85. The Three Colors trilogy (Krzysztof Kieślowski, 1993-’94, France/Poland/Switzerland)
The first of my several “cheat by giving a whole-ass trilogy or duo one spot” entries (heck, another one is coming up on this post). Certainly all three films are distinguishable by their style and tone (the chilly funereal Blue, the drily comic White, the distant but comradely Red) and masterpieces on separate levels so it’d be tough to summarize what I love about them in a singular summary. But there’s no denying the films’ conversation with each other as individual heightened human dramas maps onto the social observation Kieślowski is making towards the relationship between the European nations this is set in. But they also combine into a survey of the moral order of the universe, giving us a compulsory sense of how we as people live with one another, whether we try to fight the fact or embrace it.
84. Halloween (John Carpenter, 1978, USA)
Part of this is a silly exercise: there is no consistency on the color timing of the film’s day-night dichotomy through its multiple home video releases. And they all look beautiful, any version of this features the images in horror cinema that I consider to be the most elemental in conveying dread and menace. John Carpenter and Dean Cundey use only the essentials to craft a lean experience in encountering a random force of evil and it’s resulted in the crown jewel of their career.
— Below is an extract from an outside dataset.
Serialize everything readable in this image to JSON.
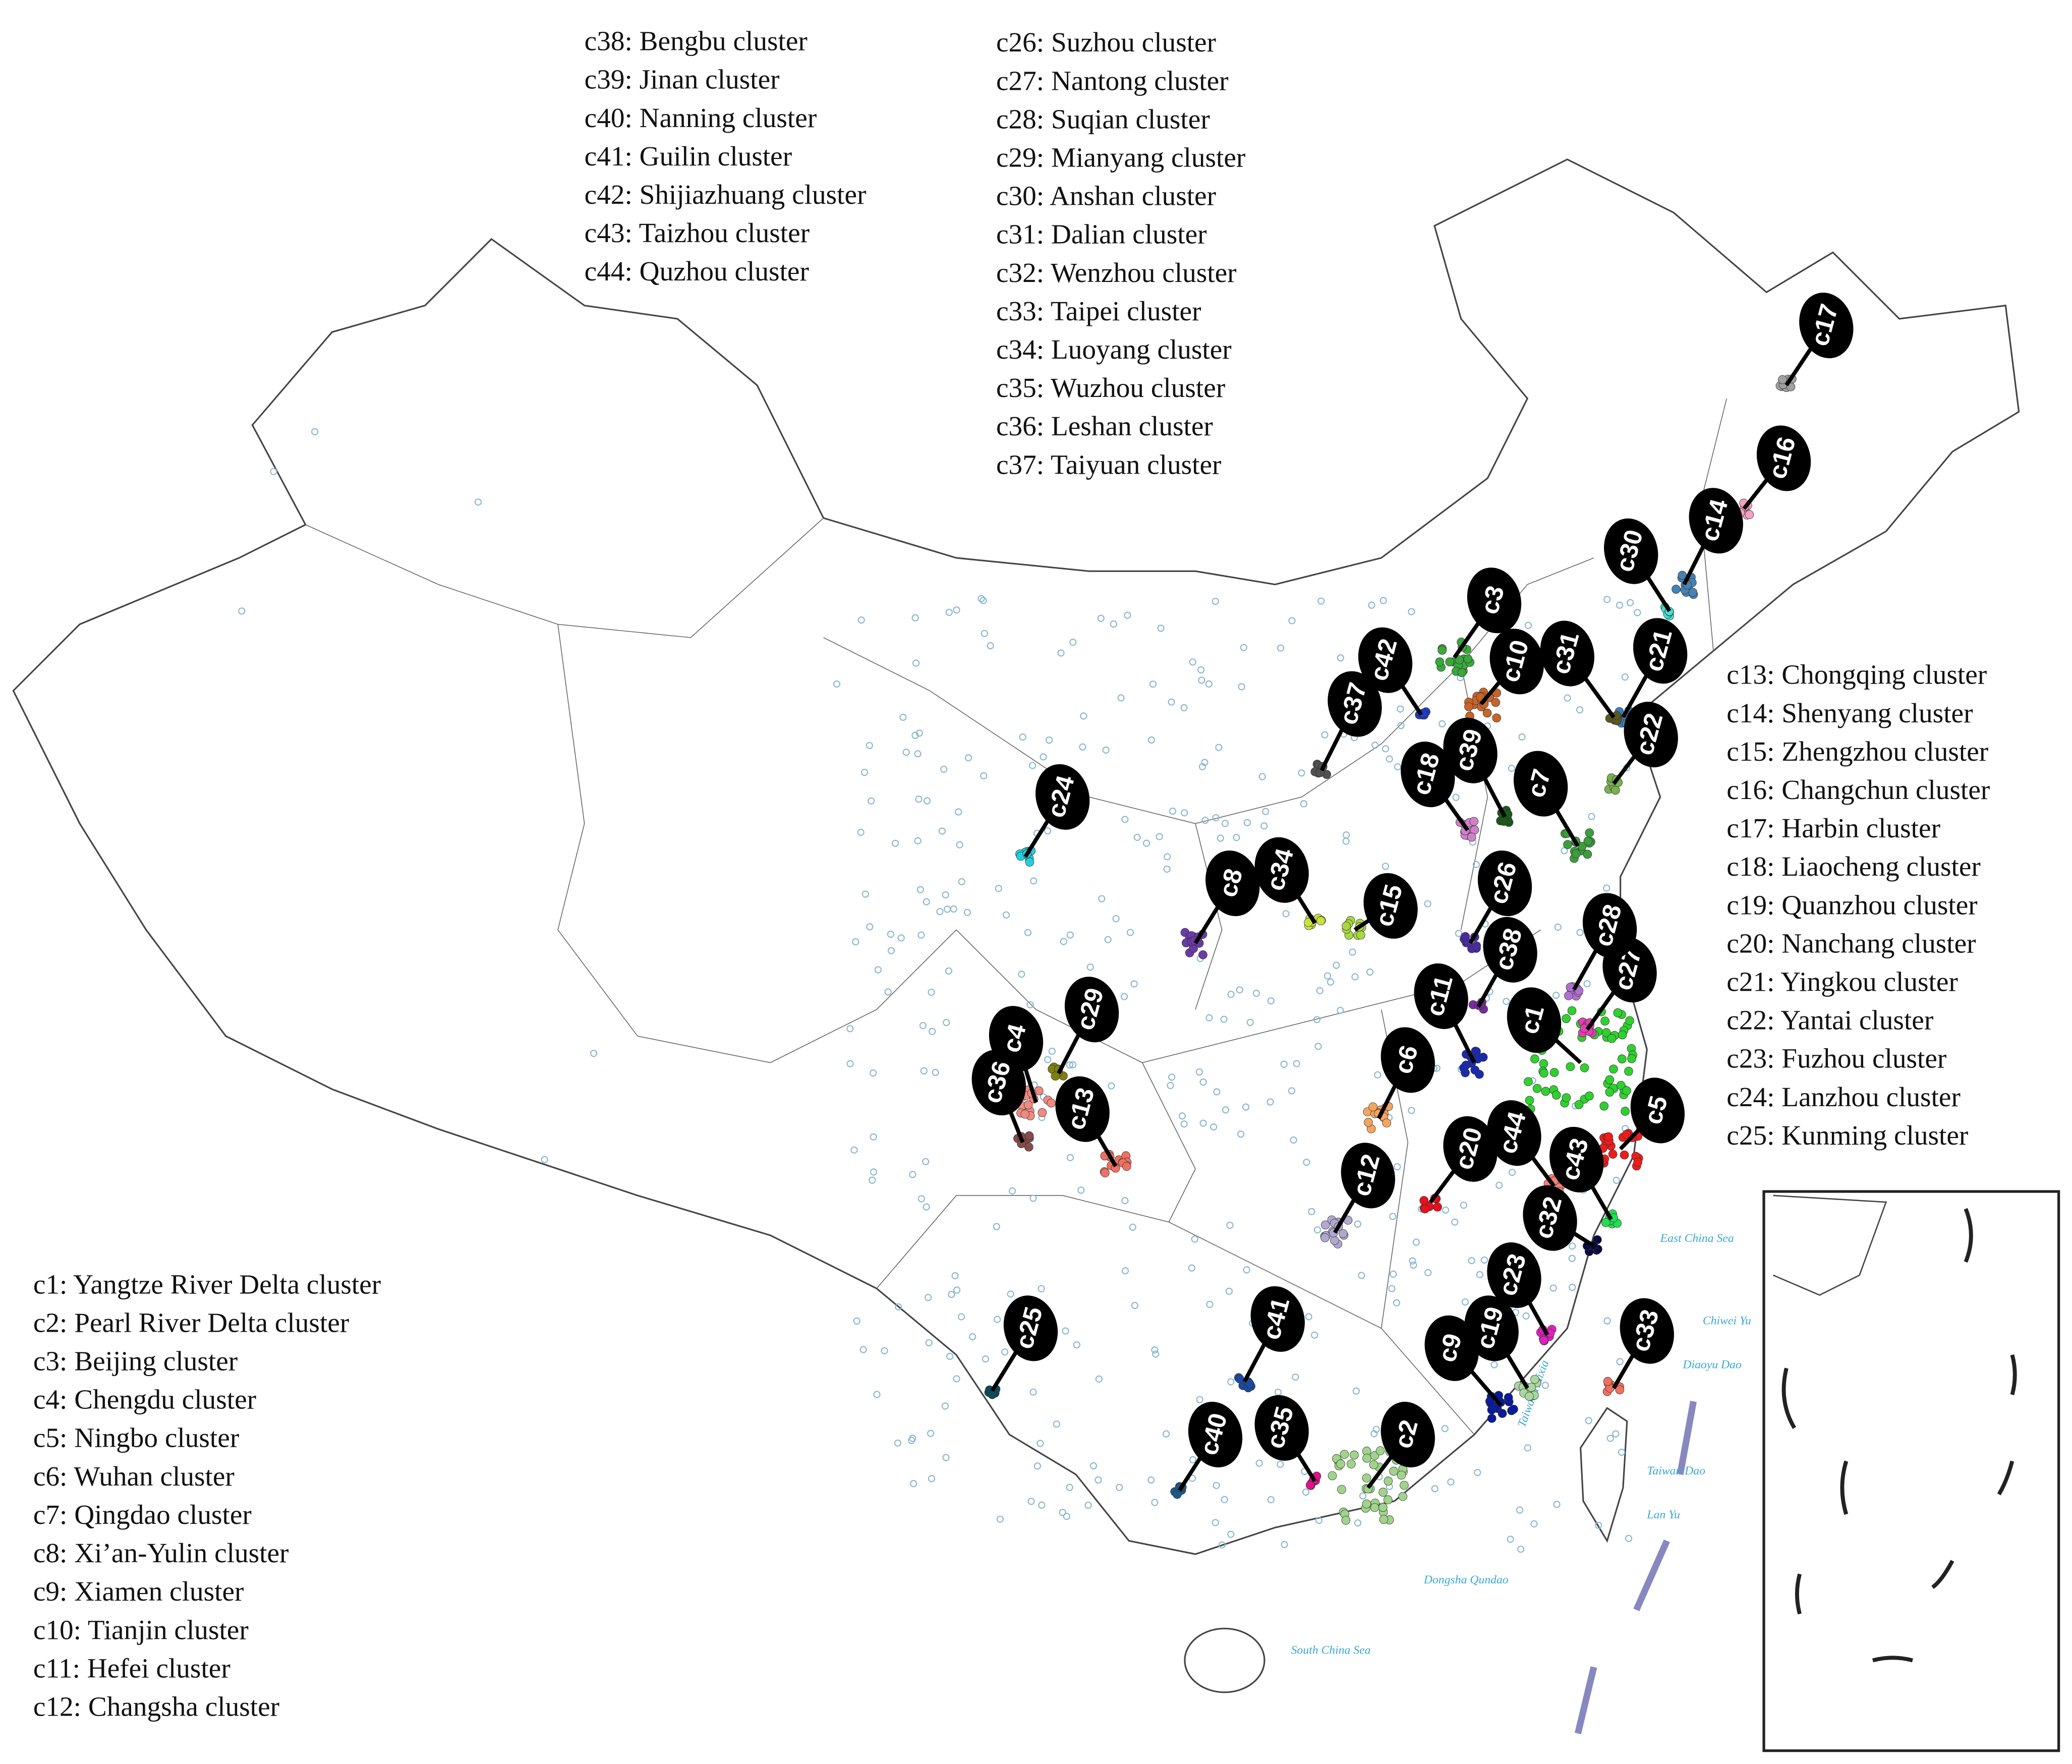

83. Battleship Potemkin (Sergei Eisenstein, 1925, Soviet Union)
Of all the entries on my list, this one feels the most obligatory: as somebody who considers editing to be where the film is made, it would only be expected to have the movie that most codified how narrative cinema is constructed and arranged. But the fact is that Battleship Potemkin doesn’t get to that spot without being as watchable as it is, propaganda in that it is a compelling and succinct portrayal of one of the great acts of revolution. So good, most cuts are just trying to catch up.
82. The Wicker Man (Robin Hardy, 1973, UK)
A whole lot of tensions that stuck around in my brain ever since I watched this as a high schooler: certainly many literal within the central characters’ representation of conservativism vs. freedom without clocking a good or evil in there. Introduced me to my interest in folk music and probably planted the seeds early for my vehement rejection of organized religion by the time I entered college. Putting aside my personal response to the film, it magnificently uses rustic pleasantries as a source of never-ending unease, the music gives it a dreamy haze that matches the soft visuals, and this stands with Planet of the Apes as a movie where the first thing anyone knows about it is its ending and yet the journey never fails to disarm one enough to take a blow to the gut once we get to those final moments.
81. Die Nibelungen (Fritz Lang, 1924, Weimar Republic)
Metropolis is the best remembered work of visual world-building in Lang’s career and I don’t want to imply that the achievement of Metropolis‘ set designs is not intimidating and one of the great feats of cinema. But the pair of films he released as parts to the Die Nibelungen story is, carving an entire mythic fantasy out of stone and fire and forest and making that the overwhelming backdrop to an arch tragedy befitting of this source material’s famous opera adaptation. And even in all the arresting bombast, it has such an enthusiasm for its theatrics that one of the goofiest movie dragons ends up among the most charming parts of this duology.